Já o comitê de agricultura vai avaliar “se as políticas agrícolas promovem a sustentabilidade, em particular o uso sustentável da água, terra, energia, solo, recursos de biodiversidade, floresta – inclusive no que diz respeito ao desmatamento – e contribuir para soluções para as mudanças climáticas” e “se as políticas para o setor de alimentos e agricultura são coerentes com a macroeconomia geral, políticas estruturais, sociais, climáticas e outras políticas ambientais”.

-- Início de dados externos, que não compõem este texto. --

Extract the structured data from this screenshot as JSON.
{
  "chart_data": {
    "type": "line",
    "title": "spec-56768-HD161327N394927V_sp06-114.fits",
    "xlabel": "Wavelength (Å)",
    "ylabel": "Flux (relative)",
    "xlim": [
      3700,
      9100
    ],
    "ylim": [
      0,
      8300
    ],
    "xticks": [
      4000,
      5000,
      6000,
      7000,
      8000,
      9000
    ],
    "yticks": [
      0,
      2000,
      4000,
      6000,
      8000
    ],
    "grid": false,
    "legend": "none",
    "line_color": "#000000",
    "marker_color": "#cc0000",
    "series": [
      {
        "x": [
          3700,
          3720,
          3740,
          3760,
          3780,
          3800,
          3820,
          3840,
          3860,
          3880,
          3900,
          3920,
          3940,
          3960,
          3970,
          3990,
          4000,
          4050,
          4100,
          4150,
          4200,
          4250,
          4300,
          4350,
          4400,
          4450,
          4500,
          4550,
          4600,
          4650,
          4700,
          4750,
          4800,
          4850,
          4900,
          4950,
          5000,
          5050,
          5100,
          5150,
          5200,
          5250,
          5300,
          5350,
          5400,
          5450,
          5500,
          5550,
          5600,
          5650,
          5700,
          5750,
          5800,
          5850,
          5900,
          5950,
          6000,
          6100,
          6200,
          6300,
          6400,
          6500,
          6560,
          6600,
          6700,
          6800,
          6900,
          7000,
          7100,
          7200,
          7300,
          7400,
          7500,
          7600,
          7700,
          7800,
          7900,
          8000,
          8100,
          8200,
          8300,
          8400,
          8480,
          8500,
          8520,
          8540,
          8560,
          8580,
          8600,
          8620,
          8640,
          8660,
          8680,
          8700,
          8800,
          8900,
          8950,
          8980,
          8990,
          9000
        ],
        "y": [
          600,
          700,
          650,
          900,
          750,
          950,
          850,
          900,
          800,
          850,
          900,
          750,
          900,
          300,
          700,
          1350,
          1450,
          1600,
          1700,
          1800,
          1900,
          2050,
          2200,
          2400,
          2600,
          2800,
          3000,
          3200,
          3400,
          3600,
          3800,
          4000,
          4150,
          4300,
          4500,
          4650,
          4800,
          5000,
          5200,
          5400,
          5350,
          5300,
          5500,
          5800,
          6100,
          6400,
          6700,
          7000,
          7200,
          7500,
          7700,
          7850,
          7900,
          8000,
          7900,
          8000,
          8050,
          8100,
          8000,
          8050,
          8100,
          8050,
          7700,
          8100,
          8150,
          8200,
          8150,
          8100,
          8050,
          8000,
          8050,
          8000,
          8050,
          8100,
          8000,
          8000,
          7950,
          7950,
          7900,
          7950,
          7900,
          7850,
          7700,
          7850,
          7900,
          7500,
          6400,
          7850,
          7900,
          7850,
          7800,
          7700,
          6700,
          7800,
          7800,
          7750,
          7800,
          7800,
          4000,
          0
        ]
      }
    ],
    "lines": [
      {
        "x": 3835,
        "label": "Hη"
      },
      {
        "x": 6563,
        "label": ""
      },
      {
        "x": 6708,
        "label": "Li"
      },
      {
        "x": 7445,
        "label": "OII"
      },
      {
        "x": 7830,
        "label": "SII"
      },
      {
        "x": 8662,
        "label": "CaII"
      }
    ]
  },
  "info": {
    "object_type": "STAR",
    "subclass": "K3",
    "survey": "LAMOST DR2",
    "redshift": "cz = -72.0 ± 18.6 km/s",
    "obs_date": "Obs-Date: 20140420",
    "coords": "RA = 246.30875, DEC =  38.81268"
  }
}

Como dito acima, a principal política do setor, o Código Florestal, está sendo desperdiçada. E nenhum governo brasileiro até hoje ousou criar sistemas transparentes e robustos de rastreabilidade das cadeias de commodities agrícolas, que possam responder aos parceiros externos se as mesmas estão livres de desmatamento. Provavelmente isso aumentará em importância no contexto do Regulamento da União Europeia sobre Produtos Livres de Desmatamento e do Acordo Comercial UE-Mercosul.  

Por fim, a OCDE colocará uma lupa sobre se o Brasil vai implementar políticas alinhadas com os objetivos do Acordo de Paris  “para toda a economia” e, em particular, o objetivo de alcançar emissões líquidas globais de gases de efeito estufa zero até 2050. No mapa, destaca-se isso como princípio transversal a todos os comitês instalados e que inclui “reverter e deter a perda de biodiversidade e o desmatamento, conforme acordado durante a COP 26 em Glasgow, tomando ações efetivas para traduzir isso no chão”. Isso significa que todos os compromissos “soft” adotados em Glasgow pelo Brasil – como zerar o desmatamento até 2030 e reduzir emissões de metano em 30% no mesmo período – serão exigíveis, no contexto da OCDE.

Seria oportuno realizar uma autoavaliação nacional honesta sobre nossas credenciais verdes – vis-à-vis o histórico de políticas públicas e também em relação ao contexto da nova corrida climática. Há novas responsabilidades no horizonte e oportunidades de aprender com outras nações. Mas, dado o clima polarizado das eleições, não corremos o risco de ver isso acontecer. 

Recai sobre o governo de plantão a responsabilidade de preparar a “síntese socioambiental brasileira” e nos submeter ao escrutínio de alta precisão da OCDE. Como Jair Bolsonaro e seus ministros têm sinalizado que gostariam de cumprir essa tarefa antes das eleições de 2022, vislumbrando-a como um ativo político, é de se esperar uma avaliação autocongratulatória, voltada a exaltar os setores da base do Presidente. 

Não deixa de ser uma grande ironia: o governo que tem sacrificado nossas credenciais verdes será aquele do qual se exigirá como passaporte internacional justamente a natureza.